Deflection in pure bending beam 1

[tjbd32]

I am trying to calculate the deflection in an I-beam that is in pure bending. Basically I have a beam with a cylinder attached at on end that is pushing on a plate at the other end (kind of like a bow with the tension string). I am looking for an equation to calculate the deflection in the center of the beam.

 

[BAretired]

Hokie93, I don't have that book, but I am wondering why P_cr enters into it when the axial force in the beam is tension, not compression.

BA

 

[Denial]

Hokie93.[ ] Thanks for that result.[ ] I have seen it before, but could not find it when I went a-hunting yesterday.

BA.[ ] I derived my result assuming a sinusoidal shape, versus your parabolic shape.[ ] There is only a 3% difference between our simplified results.[ ] FWIW I suspect your assumed shape will give a slightly better approximation for axial tension, mine for axial compression.[ ] Regarding your question on why Pcr appears, the simplest answer is that it doesn't appear.[ ] What appears (in my derivation at least) is pi².EI/L², which we choose to call Pcr in some contexts.[ ] Think of it instead as some measure of the sensitivity of the column to axial force, a sensitivity that happens to be measured in units of force.

 

[rb1957]

the block on the LH side looks like an actuator ... that'll deflect in an almost linear fashion, no?

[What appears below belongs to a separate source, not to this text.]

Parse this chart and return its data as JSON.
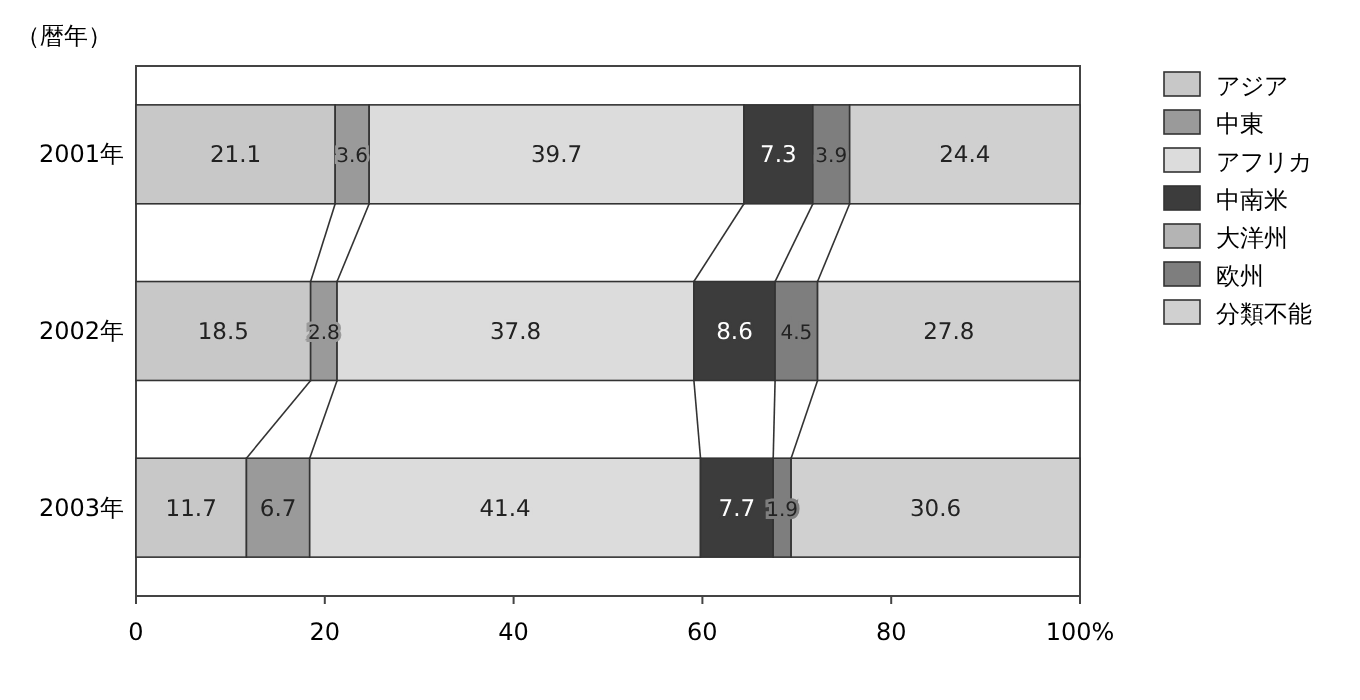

or at least will have a much higher I than the RH slender strut, yes?

Quando Omni Flunkus Moritati

 

[BAretired]

Denial, Okay, I think I understand your method now.

rb1957, The way the rod or actuator deflects is of no importance insofar as beam deformation is concerned. The cylinder and rod deliver an equal and opposite force to a stub column at each end of the beam. Each force is parallel and eccentric to the beam's neutral axis.

BA

 

[Hokie93]

BA - The definition of P_cr (pi²EI/L²) referenced by Denial matches that used in the Timoshenko equation I cited. It also matches that used in Chapter H1.2 of the 2005 AISC Specification for the capacity increase (a multiplier on C_b) permitted for doubly symmetric members subject to axial tension and flexure.

tjbd32 - You can also derive the maximum deflection value for this case by integrating d²y/dx² = M/EI twice (result: EIy = Mx²/2 + C1x + C2), solving for constants C1 and C2 (C1 = -ML/2 and C2 = 0), and evaluating the resulting equation at x = L/2. It is simple and direct.